Secondary Mathematics is a method for processing of
mathematical knowledge.
In Secondary Mathematics there are especially discussed topics that are
not
discussed in common mathematics because they are common knowledge.
Secondary Mathematics wants to get truths in detail to use them
most productively.
HISTORY OF MATHEMATICS
The
word "mathematics" comes from the Greek
μάθημα (máthema) which
means
"science, knowledge, or learning"; μαθηματικός
(mathematikós)
means "fond of
learning". Today, the term refers to a specific
body of knowledge -- the
deductive study of quantity, structure, space
and change.
While almost all cultures use basic mathematics
(counting and
measuring), new
mathematical developments have been reported
in relatively few cultures
and ages.Before the modern age and the worldwide spread of
knowledge, written
examples of new mathematical developments come to light only in
a few locales. The
most
ancient mathematical texts come from ancient Egypt in the
Middle
Kingdom period
circa 1300-1200 BC (Berlin 6619), Mesopotamia circa
1800 BC (Plimpton
322),
and ancient India circa 800-500 BC (Sulba Sutras). All
of these
texts concern the so-called Pythagorean theorem, which seems to be the
most ancient and widespread mathematical developments after basic arithmetic and
geometry.
Ancient Greece and the Hellenistic cultures of Egypt,
Mesopotamia and the city
of Syracuse increased mathematical knowledge. Jaina mathematicians
contributed
from the 4th century BC to the 2nd century AD.

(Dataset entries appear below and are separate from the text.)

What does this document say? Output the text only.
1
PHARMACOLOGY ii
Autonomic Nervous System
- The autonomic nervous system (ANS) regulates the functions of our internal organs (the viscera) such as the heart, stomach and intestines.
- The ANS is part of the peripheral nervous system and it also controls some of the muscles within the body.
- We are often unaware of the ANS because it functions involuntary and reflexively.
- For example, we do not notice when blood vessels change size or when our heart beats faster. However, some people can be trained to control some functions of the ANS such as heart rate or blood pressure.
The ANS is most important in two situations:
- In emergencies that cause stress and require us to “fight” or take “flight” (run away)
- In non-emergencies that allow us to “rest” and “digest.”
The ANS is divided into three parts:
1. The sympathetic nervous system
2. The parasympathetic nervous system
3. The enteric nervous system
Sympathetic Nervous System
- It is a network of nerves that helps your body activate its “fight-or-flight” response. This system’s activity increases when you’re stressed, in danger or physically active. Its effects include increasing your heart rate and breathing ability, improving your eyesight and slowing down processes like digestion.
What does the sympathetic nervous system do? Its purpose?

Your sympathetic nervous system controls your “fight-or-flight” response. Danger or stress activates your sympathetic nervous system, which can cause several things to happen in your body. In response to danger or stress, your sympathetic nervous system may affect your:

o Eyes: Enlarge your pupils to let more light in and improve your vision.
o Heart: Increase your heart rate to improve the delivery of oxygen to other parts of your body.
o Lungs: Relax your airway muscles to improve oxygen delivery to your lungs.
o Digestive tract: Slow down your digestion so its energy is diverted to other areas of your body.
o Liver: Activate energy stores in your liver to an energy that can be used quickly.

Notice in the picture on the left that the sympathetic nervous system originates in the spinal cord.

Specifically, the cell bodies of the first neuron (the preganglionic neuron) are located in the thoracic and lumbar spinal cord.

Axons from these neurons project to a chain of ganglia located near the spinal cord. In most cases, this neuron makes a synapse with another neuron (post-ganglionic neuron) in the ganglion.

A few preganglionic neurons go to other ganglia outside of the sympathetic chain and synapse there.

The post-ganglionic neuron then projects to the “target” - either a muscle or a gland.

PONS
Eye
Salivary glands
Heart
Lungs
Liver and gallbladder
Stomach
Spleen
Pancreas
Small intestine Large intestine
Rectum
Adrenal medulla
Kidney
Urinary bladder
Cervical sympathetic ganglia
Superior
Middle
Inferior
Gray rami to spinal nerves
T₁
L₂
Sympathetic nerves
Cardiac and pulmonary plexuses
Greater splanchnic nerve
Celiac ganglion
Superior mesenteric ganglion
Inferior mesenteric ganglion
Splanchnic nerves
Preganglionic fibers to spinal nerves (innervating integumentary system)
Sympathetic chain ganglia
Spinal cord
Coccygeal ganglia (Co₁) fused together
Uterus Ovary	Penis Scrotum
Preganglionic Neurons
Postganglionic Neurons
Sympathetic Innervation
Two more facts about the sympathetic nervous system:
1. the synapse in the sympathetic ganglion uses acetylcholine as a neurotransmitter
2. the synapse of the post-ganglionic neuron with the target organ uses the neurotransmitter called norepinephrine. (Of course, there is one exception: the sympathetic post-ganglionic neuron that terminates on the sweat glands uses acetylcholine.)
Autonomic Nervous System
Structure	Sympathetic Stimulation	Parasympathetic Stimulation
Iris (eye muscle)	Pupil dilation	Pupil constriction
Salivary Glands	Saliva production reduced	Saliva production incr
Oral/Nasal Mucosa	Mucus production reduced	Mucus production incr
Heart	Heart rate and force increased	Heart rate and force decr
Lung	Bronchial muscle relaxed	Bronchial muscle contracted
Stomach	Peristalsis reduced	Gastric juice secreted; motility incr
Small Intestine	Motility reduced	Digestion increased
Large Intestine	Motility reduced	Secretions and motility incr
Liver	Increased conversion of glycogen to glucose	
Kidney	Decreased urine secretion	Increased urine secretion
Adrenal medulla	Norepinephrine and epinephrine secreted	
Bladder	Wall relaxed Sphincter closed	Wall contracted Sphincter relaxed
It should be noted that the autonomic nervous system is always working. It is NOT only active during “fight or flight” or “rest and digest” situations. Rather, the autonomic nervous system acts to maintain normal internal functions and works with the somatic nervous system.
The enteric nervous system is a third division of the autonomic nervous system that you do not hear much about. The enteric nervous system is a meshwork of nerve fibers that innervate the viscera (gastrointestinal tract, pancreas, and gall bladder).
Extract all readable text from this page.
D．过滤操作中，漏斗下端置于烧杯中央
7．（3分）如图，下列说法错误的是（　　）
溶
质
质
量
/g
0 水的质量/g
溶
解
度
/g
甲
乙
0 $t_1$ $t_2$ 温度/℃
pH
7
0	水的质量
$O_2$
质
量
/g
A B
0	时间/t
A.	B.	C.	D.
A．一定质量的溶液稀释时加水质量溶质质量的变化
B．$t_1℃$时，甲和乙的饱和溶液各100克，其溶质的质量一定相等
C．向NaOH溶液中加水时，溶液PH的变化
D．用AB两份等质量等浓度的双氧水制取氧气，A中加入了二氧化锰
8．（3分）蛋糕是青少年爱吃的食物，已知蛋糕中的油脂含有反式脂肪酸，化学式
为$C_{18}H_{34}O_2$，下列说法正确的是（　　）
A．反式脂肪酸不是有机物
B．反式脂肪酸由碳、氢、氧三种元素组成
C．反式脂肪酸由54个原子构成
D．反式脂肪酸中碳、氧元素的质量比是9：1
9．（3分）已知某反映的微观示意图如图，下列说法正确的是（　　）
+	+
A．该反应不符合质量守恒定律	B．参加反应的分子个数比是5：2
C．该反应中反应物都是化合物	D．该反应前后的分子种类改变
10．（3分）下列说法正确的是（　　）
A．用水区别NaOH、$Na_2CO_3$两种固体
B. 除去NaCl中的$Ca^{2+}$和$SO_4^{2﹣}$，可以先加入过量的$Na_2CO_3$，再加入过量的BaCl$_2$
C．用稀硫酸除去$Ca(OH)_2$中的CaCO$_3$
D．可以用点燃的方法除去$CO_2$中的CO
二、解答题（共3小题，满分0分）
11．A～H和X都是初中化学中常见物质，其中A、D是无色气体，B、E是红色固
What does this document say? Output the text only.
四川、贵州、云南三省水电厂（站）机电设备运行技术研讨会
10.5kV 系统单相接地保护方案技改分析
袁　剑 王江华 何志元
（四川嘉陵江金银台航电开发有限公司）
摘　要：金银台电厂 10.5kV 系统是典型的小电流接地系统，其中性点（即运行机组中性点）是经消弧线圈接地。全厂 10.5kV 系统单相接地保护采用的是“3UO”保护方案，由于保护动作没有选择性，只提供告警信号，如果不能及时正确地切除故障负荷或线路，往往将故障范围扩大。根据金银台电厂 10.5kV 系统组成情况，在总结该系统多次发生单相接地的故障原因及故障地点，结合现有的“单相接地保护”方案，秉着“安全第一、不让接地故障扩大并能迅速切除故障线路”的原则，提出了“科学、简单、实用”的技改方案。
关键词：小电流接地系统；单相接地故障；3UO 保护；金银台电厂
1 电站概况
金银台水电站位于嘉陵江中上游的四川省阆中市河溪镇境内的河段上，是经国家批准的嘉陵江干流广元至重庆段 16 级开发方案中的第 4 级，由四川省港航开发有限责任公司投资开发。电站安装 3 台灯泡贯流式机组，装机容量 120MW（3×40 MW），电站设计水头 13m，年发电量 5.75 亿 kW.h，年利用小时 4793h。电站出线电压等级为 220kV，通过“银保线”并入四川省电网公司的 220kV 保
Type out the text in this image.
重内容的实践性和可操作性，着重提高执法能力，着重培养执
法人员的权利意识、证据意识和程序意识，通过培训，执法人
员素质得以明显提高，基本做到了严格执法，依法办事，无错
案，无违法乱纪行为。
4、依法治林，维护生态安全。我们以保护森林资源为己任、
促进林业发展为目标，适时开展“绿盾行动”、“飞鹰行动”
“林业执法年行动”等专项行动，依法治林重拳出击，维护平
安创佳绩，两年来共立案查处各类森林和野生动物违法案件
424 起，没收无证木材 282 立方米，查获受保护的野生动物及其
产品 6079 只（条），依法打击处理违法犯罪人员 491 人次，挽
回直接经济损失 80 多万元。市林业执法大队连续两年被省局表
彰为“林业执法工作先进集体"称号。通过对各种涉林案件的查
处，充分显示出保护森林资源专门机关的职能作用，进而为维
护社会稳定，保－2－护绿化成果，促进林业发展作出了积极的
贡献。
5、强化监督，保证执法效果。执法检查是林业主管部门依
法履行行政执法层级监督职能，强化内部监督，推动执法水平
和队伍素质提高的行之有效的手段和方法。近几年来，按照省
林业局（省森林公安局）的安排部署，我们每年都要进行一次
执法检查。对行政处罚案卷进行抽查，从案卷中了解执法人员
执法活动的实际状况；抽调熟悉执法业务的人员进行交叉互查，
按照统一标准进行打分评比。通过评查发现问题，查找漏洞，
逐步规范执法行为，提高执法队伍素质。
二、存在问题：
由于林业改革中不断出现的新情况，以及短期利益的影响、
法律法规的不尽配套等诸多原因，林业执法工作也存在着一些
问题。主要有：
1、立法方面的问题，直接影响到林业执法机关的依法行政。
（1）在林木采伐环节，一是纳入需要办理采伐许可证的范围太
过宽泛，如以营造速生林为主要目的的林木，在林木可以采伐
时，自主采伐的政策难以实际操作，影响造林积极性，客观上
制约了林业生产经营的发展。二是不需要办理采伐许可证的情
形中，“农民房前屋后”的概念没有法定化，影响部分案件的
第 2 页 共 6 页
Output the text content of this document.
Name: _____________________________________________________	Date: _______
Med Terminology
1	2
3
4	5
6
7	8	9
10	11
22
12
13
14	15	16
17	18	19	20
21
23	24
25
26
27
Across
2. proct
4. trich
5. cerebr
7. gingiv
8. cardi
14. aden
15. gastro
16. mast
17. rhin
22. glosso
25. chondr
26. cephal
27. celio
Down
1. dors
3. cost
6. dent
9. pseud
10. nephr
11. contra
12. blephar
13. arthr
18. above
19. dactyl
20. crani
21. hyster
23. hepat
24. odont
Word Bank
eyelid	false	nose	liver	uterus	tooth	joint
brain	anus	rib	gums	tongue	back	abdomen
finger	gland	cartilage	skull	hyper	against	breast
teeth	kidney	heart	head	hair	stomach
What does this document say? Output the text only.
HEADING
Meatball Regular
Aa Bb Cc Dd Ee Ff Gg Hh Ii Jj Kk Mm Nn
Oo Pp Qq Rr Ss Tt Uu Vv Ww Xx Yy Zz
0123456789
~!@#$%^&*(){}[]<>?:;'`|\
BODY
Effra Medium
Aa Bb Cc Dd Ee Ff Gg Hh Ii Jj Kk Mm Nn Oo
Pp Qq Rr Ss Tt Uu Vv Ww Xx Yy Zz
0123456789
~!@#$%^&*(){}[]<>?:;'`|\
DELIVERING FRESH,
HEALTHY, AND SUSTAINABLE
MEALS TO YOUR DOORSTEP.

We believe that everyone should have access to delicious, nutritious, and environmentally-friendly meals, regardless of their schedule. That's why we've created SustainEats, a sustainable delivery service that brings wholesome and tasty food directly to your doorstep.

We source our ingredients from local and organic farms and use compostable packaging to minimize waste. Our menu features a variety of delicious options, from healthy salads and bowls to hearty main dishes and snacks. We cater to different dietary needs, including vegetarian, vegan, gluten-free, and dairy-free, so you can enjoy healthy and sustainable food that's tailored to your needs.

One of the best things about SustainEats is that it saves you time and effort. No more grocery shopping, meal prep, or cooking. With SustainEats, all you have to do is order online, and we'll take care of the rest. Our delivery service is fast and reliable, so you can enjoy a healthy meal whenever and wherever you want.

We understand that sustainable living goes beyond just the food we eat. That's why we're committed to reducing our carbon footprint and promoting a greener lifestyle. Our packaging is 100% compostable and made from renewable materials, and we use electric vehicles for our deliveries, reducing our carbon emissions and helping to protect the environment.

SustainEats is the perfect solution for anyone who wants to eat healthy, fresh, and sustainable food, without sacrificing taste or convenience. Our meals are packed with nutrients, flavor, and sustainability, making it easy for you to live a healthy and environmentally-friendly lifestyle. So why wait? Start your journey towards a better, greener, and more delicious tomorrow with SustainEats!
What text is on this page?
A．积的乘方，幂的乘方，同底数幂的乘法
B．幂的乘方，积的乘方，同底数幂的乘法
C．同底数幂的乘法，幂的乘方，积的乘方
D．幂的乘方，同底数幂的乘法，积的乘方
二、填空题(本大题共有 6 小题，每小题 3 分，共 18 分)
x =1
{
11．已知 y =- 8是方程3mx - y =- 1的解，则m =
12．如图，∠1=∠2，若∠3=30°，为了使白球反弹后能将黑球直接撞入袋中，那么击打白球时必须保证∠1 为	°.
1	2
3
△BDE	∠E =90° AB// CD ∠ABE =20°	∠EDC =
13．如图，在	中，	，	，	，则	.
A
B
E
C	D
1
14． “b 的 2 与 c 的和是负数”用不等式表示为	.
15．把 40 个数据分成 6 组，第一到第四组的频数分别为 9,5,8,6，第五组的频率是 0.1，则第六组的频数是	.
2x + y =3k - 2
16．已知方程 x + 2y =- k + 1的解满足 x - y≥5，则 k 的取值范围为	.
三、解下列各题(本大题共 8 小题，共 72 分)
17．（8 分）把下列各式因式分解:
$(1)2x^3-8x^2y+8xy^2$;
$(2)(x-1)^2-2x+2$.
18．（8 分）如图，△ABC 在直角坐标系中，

The first true evidence of mathematical activity in China can
be found in numeration
symbols on oracle bones, dated to about 1300 BC [1] [2], while
the Han Dynasty
in ancient China contributed the Sea Island Manual and The Nine
Chapters on the
Mathematical Art from the 2nd century BC to the 2nd century AD. Hindu
mathematicians from the 5th century and Islamic mathematicians from the
9th century made major contributions to mathematics.
One striking feature about the history of ancient and medieval
mathematics is that
bursts of mathematical development tended to be followed by
centuries of stagnation.
Beginning in Renaissance Italy in the 16th century, new
mathematical developments,
interacting with new scientific discoveries, were made at an
ever increasing pace, and
this continues to the present day.